Псаломщик опять удивился.
– Нет, - говорит, - зачем же от французов? Он самой правильной здешней природы, русской, и детей у меня воспринимает, а ведь мы, духовного звания, все числимся православные. Да и почему вы так воображаете, что он приближен к французской нации?
– У него на вывеске написана французская фамилия.

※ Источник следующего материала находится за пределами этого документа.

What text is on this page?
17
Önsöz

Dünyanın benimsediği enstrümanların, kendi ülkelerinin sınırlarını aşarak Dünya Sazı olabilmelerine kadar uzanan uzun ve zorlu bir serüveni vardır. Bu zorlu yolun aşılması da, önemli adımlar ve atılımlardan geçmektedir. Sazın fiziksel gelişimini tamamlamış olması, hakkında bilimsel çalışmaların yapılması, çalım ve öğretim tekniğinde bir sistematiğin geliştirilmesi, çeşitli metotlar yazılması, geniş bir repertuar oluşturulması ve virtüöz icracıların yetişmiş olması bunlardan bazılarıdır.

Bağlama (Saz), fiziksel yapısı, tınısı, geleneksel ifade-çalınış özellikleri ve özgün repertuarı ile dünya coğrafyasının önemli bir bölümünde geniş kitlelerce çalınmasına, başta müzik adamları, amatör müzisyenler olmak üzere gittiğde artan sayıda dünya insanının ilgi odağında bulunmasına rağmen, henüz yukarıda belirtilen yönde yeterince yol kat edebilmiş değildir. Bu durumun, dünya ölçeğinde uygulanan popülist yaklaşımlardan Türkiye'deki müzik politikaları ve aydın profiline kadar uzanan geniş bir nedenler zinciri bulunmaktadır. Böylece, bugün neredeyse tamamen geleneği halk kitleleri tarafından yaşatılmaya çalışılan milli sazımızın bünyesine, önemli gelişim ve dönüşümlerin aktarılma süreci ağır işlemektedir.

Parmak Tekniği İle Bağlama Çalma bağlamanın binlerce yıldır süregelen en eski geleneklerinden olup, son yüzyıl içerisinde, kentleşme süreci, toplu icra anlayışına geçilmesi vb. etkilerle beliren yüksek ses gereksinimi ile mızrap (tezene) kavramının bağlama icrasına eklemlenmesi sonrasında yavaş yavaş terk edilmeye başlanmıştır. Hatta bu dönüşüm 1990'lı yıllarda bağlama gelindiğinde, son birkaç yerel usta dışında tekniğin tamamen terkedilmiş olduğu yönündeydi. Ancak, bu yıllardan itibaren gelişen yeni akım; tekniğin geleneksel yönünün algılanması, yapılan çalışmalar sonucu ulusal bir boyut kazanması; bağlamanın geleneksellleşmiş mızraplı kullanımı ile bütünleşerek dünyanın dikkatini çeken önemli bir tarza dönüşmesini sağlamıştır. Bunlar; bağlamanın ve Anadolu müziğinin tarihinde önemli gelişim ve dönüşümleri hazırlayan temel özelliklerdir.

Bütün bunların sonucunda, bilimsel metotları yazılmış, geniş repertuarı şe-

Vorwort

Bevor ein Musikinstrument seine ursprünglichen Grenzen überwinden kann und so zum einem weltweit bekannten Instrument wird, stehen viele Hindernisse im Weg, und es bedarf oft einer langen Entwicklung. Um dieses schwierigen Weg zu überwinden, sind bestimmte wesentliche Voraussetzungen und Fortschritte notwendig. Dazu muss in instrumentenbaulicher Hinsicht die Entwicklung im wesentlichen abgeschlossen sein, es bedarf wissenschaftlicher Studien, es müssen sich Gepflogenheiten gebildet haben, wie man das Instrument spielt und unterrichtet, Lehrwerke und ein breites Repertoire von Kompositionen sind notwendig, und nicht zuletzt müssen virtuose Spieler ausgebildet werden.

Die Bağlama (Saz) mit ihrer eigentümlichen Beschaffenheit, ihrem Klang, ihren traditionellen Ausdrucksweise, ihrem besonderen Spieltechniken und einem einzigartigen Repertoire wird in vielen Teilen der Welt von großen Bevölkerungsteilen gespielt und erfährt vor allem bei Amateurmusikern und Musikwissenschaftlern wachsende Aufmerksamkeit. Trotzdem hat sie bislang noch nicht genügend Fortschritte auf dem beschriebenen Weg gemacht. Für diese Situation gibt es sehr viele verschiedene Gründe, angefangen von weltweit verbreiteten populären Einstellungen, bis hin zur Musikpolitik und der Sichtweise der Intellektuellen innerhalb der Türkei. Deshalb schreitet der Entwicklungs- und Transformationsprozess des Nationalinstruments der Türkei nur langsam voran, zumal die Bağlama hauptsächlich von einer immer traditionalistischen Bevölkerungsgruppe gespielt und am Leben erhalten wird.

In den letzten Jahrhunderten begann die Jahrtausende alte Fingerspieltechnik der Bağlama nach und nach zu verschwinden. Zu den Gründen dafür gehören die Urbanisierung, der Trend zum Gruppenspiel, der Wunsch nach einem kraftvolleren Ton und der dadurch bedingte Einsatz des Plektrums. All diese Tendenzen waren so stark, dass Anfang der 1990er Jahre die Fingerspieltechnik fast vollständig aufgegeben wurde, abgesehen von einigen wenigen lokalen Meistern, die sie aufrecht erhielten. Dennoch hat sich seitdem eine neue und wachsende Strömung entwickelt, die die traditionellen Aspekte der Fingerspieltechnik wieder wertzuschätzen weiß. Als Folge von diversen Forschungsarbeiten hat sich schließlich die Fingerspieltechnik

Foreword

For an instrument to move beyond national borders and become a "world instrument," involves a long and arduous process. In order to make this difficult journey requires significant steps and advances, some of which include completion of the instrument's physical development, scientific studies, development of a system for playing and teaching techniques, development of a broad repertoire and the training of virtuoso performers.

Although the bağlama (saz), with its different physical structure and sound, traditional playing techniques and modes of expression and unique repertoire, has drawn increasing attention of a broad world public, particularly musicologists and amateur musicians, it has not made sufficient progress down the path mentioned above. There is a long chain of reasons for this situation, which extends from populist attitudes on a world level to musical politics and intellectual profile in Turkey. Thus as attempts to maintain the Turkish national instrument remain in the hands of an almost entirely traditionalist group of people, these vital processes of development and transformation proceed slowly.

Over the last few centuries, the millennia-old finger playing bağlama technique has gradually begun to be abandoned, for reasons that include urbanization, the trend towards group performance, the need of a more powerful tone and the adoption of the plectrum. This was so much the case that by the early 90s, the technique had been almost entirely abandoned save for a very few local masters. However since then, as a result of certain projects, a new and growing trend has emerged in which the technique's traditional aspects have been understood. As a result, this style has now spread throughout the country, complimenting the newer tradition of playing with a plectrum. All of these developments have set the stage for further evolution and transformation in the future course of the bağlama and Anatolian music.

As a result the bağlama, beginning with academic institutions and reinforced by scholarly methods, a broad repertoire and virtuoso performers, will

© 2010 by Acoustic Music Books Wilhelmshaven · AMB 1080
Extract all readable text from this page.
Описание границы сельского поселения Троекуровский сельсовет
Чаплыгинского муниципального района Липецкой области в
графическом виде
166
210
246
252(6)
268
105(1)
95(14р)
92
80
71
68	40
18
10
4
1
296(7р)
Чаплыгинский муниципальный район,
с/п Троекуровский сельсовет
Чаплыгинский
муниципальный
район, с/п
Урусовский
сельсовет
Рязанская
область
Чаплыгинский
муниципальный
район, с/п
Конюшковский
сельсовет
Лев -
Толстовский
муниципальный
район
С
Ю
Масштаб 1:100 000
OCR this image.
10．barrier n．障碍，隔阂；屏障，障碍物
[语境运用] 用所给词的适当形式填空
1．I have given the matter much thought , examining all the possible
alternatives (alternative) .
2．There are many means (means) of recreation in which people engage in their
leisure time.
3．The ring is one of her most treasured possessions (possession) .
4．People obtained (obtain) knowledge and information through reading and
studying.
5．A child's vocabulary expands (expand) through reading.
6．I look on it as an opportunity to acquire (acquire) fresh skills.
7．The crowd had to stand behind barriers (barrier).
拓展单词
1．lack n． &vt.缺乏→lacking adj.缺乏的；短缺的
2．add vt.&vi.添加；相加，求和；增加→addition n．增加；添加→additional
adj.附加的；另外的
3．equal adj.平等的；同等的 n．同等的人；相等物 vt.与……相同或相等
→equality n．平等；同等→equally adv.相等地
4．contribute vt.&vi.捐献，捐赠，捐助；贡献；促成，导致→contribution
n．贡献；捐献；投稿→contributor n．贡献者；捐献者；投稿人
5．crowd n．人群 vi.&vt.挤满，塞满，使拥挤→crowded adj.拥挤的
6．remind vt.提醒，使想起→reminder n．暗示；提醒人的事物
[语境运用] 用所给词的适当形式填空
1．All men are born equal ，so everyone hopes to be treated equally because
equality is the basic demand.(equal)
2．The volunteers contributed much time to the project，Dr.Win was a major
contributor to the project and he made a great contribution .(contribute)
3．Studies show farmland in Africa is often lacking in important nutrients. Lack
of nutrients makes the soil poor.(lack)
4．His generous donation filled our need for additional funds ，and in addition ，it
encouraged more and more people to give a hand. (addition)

– Ах, это, - говорит, - совершенные пустяки - одна лаферма. Да и то на главной вывеске по-французски, а вот у самых ворот, видите, есть другая, русская вывеска, эта вернее.
Смотрю, и точно, у ворот есть другая вывеска, на которой нарисованы армяк и поддёвка и два чёрные жилета с серебряными пуговицами, сияющими, как звёзды во мраке, а внизу подпись:
"Делают кустумы русского и духовного платья, со специальностью ворса, выверта и починки".
Под этою второю вывескою фамилия производителя "кустумов, выверта и починки" не обозначена, а стояли только два инициала "В. Л.".
ГЛАВА ЧЕТВЁРТАЯ
Помещение и хозяин оказались в действительности выше всех сделанных им похвал и описаний, так что я сразу же почувствовал себя здесь как дома и скоро полюбил моего доброго хозяина Василья Коныча. Скоро мы с ним стали сходиться пить чай, начали благобеседовать о разнообразных предметах. Таким образом, раз, сидя за чаем на балкончике, мы завели речи на царственные темы Когелета о суете всего, что есть под солнцем, и о нашей неустанной склонности работать всякой суете. Тут и договорились до Лепутана.
Не помню, как именно это случилось, но только дошло до того, что Василий Коныч пожелал рассказать мне странную историю: как и по какой причине он явился "под французским заглавием".
Это имеет маленькое отношение к общественным нравам и к литературе, хотя писано на вывеске.
Коныч начал просто, но очень интересно.
– Моя фамилия, сударь, - сказал он, - вовсе не Лепутан, а иначе, - а под французское заглавие меня поместила сама судьба.
ГЛАВА ПЯТАЯ
– Я природный, коренной москвич, из беднейшего звания. Дедушка наш у Рогожской заставы стелечки для древлестепенных староверов продавал. Отличный был старичок, как святой, - весь седенький, будто подлинялый зайчик, а всё до самой смерти своими трудами питался: купит, бывало, войлочек, нарежет его на кусочки по подошевке, смечет парочками на нитку и ходит "по христианам", а сам поёт ласково: "Стелечки, стелечки, кому надо стелечки?" Так, бывало, по всей Москве ходит и на один грош у него всего товару, а кормится. Отец мой был портной по древнему фасону. Для самых законных староверов рабские кафташки шил с тремя сборочками и меня к своему мастерству выучил. Но у меня с детства особенное дарование было - штопать. Крою не фасонисто, но штопать у меня первая охота. Так я к этому приспособился, что, бывало, где угодно на самом видном месте подштопаю и очень трудно заметить.